Despite the 26-year gap, and change of country and political system, the story remains basically the same in both UK and US iterations, both based on the book of the same name by former Thatcher administration insider, Michael Dobbs.

Dobbs sat down with a bottle of wine to write the book in 1989 "after a blazing row" with Thatcher in which he was dealt "a verbal hand-bagging". It was a furious attack that took place while Dobbs was in the room with five cabinet ministers, "who had the good sense to duck". He was duly sacked by Maggie, and decided to write a book inspired by the shenanigans he'd seen and been involved in. As he told Ryan, "All of the wickedness you see on House Of Cards, I'd seen or even been responsible for". No wonder the Guardian once referred to him as "Westminster's baby-faced hit man".

Dobbs had been approached by other Americans keen on a remake who all turned out to be the usual tyre-kickers. His ears, however, pricking up when the most recent, and ultimately successful company, started dropping names like Fincher and Spacey.

While the original works less well as binger - the story feels rushed in comparison - it still makes for a great watch.
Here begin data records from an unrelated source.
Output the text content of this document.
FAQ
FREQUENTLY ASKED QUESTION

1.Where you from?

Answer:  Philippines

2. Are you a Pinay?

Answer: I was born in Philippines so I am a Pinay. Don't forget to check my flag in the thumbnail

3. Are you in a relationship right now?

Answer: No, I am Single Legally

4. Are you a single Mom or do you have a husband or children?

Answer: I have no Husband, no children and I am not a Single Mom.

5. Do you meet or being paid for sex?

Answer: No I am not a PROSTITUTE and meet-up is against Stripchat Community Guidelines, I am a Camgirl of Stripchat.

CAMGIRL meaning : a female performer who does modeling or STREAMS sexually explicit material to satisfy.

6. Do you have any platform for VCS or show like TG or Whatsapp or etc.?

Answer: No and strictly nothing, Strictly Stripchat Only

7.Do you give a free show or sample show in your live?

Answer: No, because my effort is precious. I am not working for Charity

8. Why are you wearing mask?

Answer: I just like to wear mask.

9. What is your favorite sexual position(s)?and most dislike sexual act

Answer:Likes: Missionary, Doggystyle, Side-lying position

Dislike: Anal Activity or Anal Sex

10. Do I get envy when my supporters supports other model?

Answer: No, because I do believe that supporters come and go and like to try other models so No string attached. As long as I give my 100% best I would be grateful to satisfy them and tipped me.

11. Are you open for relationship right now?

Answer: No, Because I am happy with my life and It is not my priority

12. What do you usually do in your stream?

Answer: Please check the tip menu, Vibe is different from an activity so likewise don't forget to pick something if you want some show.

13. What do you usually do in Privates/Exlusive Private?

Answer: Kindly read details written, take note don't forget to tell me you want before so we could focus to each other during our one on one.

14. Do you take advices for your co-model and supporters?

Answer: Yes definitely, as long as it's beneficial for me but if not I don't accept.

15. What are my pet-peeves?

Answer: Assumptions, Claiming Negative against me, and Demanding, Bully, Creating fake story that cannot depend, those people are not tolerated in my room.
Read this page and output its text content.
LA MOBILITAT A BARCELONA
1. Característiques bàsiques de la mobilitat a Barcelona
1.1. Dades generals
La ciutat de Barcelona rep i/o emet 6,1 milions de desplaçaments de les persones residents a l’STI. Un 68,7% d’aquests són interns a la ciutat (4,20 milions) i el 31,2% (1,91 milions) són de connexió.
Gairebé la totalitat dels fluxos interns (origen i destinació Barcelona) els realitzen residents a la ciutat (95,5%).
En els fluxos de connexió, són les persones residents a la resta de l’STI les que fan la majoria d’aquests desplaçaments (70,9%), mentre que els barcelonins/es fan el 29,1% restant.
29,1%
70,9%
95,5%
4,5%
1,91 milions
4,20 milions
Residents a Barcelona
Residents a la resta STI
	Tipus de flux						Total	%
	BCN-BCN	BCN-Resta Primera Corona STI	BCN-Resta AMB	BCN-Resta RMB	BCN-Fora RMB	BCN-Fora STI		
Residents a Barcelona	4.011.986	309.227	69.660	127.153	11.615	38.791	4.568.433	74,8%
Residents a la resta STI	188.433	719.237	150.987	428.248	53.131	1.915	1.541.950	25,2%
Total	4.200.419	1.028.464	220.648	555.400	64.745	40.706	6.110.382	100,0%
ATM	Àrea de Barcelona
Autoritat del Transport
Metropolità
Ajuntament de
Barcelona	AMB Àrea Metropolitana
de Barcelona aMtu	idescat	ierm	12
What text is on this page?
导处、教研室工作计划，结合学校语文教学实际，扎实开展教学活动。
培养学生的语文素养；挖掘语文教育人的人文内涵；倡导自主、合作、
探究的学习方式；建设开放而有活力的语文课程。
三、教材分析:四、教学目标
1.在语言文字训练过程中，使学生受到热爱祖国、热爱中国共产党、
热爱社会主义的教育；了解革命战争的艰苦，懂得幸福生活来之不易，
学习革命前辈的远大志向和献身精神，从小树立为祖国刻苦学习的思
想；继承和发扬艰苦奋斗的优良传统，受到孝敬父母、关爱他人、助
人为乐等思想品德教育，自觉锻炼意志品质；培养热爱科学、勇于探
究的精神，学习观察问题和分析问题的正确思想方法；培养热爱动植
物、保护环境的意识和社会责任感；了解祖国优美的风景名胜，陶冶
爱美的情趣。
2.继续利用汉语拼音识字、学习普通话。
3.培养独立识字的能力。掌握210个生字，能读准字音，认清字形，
The same key ingredient - breaking the fourth wall, turning to the camera and involving the viewer in the conspiracy - remains, as does the cut throat Machiavelli-ness of it all, but the differences are also interesting. Women are less prominent in the old version, there's not texting and the sex is a little more vanilla. And while you might very well think that Ian Richardson's Francis Urquhart pisses all over Kevin Spacey's Frank Underwood, I couldn't possibly comment.